As regard whether the plaintiff should be paid for the loss of income as a result of the injuries that he sustained, I think the plaintiff will be adequately compensated by the award of general damages. The award of damages by a court of law is not meant to put the plaintiff in a better position than he would have been had he not been injured. It is meant to compensate him for the injuries that he had sustained. In the circumstances therefore, I hold that the plaintiff should adjust himself to his present condition and look for means to earn a living that would be commensurate with his current physical condition. The awards of general damages for pain, suffering and loss of amenities would enable him make that adjustment.

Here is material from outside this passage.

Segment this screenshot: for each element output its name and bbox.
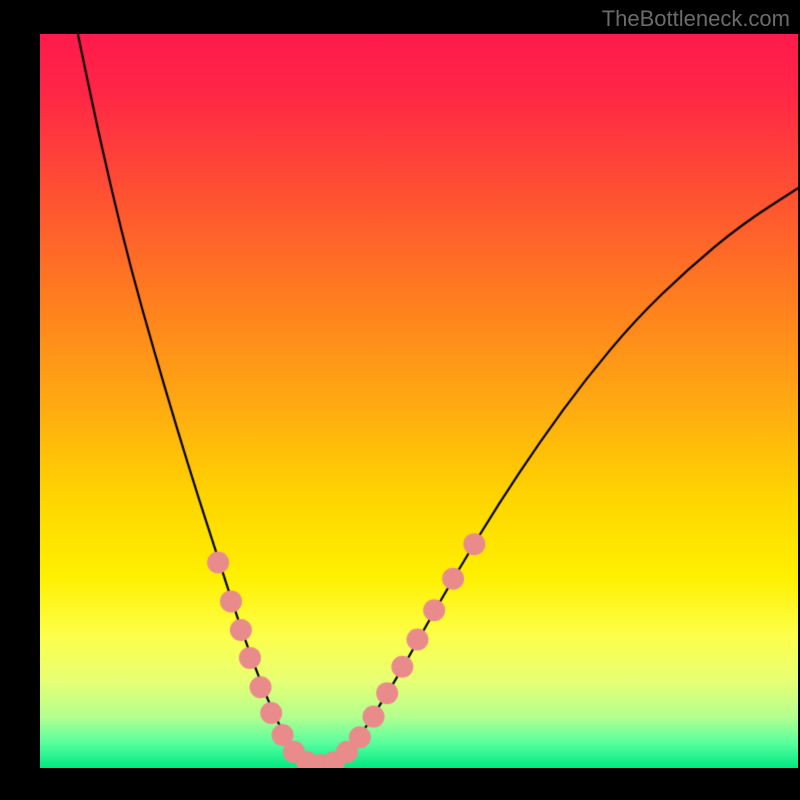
chart-stage: TheBottleneck.com (0, 0, 800, 800)
watermark-text: TheBottleneck.com (602, 6, 790, 32)
curve-canvas (40, 34, 798, 768)
plot-area (40, 34, 798, 768)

The upshot of the above is that judgment is entered for the plaintiff against the defendant as hereunder.
(i) On liability,
The defendant shall bear 100% liability.
(ii) On quantum,
(a) General damages for pain suffering and loss of amenities ………………………Ksh.1,700,000/=.
(b) Special damages…………………...Ksh.16,350/=.
Total…………………………...Ksh.1,716,350/=.
(iii) The Plaintiff shall have the costs of the suit.
(iv) Interest on special damages shall be paid from the date of filing of suit while interest on general shall be paid from the delivery of this judgment.